Ma i soci non ne hanno voluto sentire parlare e così a novembre, quando già Bernabè si era chiamato fuori, l'amministratore delegato Marco Patuano tira fuori dal cappello il convertendo da 1,3 miliardi. Che tante polemiche ha sollevato e tanti guai (con Consob ma al lavoro c'è anche la Procura) nel 2014 potrebbe portare.

8. I CAPITANI CORAGGIOSI DI ALITALIA: è in autunno che le cose precipitano per Alitalia. Per l'ex compagnia di bandiera italiana diventa essenziale reperire risorse per almeno 300 milioni, pena il fallimento. Quel che certamente fallisce è il tentativo di organizzare un matrimonio con Air France, già azionista di Alitalia. Accorrono così in soccorso le Poste e le banche Intesa Sanpaolo e Unicredit, mentre è tuttora in fase di studio un'integrazione con gli arabi di Etihad.

Soprattutto, però, la situazione in cui versa Alitalia sancisce il fallimento clamoroso dell'operazione con cui, tra il 2008 e il 2009, i cosiddetti "capitani coraggiosi", sotto la regia dell'allora premier Silvio Berlusconi e dell'allora numero uno di Intesa Corrado Passera, scesero in campo per investire nel vettore italiano, che fu così privatizzato. Tra loro si ricordano la stessa Intesa, la Immsi di Roberto Colaninno, la Equinox di Salvatore Mancuso, l'Atlantia della famiglia Benetton, le famiglie Riva, Marcegaglia e Ligresti, e la Pirelli di Marco Tronchetti Provera.
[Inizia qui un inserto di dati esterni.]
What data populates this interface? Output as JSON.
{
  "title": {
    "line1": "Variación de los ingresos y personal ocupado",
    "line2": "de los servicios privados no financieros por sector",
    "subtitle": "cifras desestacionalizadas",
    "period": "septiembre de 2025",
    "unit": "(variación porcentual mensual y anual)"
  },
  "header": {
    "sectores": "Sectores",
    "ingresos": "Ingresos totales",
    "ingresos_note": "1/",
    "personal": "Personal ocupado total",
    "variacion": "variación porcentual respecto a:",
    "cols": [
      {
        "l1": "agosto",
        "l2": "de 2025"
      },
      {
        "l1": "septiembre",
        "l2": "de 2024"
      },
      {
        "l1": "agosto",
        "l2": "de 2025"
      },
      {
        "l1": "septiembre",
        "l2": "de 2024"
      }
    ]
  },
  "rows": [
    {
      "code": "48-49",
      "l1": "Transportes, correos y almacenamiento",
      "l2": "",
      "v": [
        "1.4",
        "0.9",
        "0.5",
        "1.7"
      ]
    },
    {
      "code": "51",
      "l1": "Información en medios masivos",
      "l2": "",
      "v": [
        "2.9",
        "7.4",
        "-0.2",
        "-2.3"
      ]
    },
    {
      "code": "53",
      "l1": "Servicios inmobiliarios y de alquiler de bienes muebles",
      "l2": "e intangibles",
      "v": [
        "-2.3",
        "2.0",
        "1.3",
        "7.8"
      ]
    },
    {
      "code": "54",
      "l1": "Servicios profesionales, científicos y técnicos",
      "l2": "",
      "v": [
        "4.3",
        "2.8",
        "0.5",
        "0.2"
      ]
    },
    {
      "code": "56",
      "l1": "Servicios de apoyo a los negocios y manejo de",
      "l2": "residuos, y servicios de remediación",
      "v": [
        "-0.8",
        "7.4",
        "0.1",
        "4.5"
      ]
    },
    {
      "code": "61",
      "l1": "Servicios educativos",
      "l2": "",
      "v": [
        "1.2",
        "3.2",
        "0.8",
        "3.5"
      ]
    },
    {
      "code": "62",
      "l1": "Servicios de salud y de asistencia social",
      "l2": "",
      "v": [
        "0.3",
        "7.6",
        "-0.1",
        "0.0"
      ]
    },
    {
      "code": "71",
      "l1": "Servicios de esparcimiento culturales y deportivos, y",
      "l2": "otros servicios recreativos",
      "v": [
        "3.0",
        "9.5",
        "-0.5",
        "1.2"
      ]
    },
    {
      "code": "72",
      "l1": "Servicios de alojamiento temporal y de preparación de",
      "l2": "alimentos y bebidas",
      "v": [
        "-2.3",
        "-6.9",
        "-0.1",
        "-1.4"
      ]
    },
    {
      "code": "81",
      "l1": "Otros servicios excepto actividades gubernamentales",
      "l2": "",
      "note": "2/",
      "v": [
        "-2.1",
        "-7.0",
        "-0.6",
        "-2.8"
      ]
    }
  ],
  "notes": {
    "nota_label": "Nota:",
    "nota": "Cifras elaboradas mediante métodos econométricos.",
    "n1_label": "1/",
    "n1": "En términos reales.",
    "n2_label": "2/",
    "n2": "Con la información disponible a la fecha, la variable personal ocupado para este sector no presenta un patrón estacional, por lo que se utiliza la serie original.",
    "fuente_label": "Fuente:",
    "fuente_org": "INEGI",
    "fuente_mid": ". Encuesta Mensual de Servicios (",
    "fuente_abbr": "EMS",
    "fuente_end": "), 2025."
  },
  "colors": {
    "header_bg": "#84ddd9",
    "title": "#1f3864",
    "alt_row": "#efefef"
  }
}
9. ANDREA BONOMI: dopo giorni di polemiche, all'inizio di novembre il consiglio di gestione della Popolare di Milano, presieduto dall'azionista Andrea Bonomi, si dimette. La classica goccia che fa traboccare il vaso è una dura lettera del finanziere e azionista Raffaele Mincione che polemizza con la gestione di Bonomi e del consigliere delegato Piero Montani (nel frattempo passato in Carige).
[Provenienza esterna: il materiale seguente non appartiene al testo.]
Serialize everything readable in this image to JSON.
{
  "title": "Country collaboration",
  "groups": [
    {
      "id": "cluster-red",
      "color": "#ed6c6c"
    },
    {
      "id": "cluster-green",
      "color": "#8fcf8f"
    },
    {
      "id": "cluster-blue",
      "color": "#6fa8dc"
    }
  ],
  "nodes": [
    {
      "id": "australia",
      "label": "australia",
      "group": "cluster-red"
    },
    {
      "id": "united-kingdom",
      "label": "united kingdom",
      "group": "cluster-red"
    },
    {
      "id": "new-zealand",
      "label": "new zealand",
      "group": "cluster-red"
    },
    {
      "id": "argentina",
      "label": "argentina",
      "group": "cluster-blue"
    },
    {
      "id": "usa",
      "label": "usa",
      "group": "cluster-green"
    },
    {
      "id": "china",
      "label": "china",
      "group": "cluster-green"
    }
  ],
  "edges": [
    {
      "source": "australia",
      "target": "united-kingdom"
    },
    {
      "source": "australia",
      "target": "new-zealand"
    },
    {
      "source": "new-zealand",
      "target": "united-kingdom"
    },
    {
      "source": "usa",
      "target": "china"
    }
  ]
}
Il board convoca contestualmente una assemblea dei soci, che si riunisce il 21 dicembre e nomina alla presidenza del consiglio di sorveglianza Piero Giarda, il candidato dei sindacati. Che dimostrano così di essere tornati a "comandare" in Bpm dopo la fase Bonomi.

10. ALESSANDRO PROFUMO: niente da fare per il presidente di Monte dei Paschi di Siena: durante l'assemblea dei soci riunita in seconda convocazione il 28 dicembre, la Fondazione Mps, prima azionista, vota contro l'aumento di capitale da 3 miliardi che secondo i suoi programmi e quelli dell'amministratore delegato Fabrizio Viola si sarebbe dovuto concretizzare nel mese di gennaio (anche perché all'inizio del 2014 scade il consorzio di garanzia).

L'ente presieduto da Antonella Mansi, che ha bisogno di tempo per vendere le azioni e alleggerire il debito, si esprime a favore di una ricapitalizzazione da 3 miliardi, ma entro giugno. Profumo, osteggiato anche dal sindaco di Siena, il renziano Bruno Valentini, aveva minacciato le dimissioni nel caso in cui fosse stato bocciato l'aumento a gennaio. Ma il passo indietro non è ancora arrivato.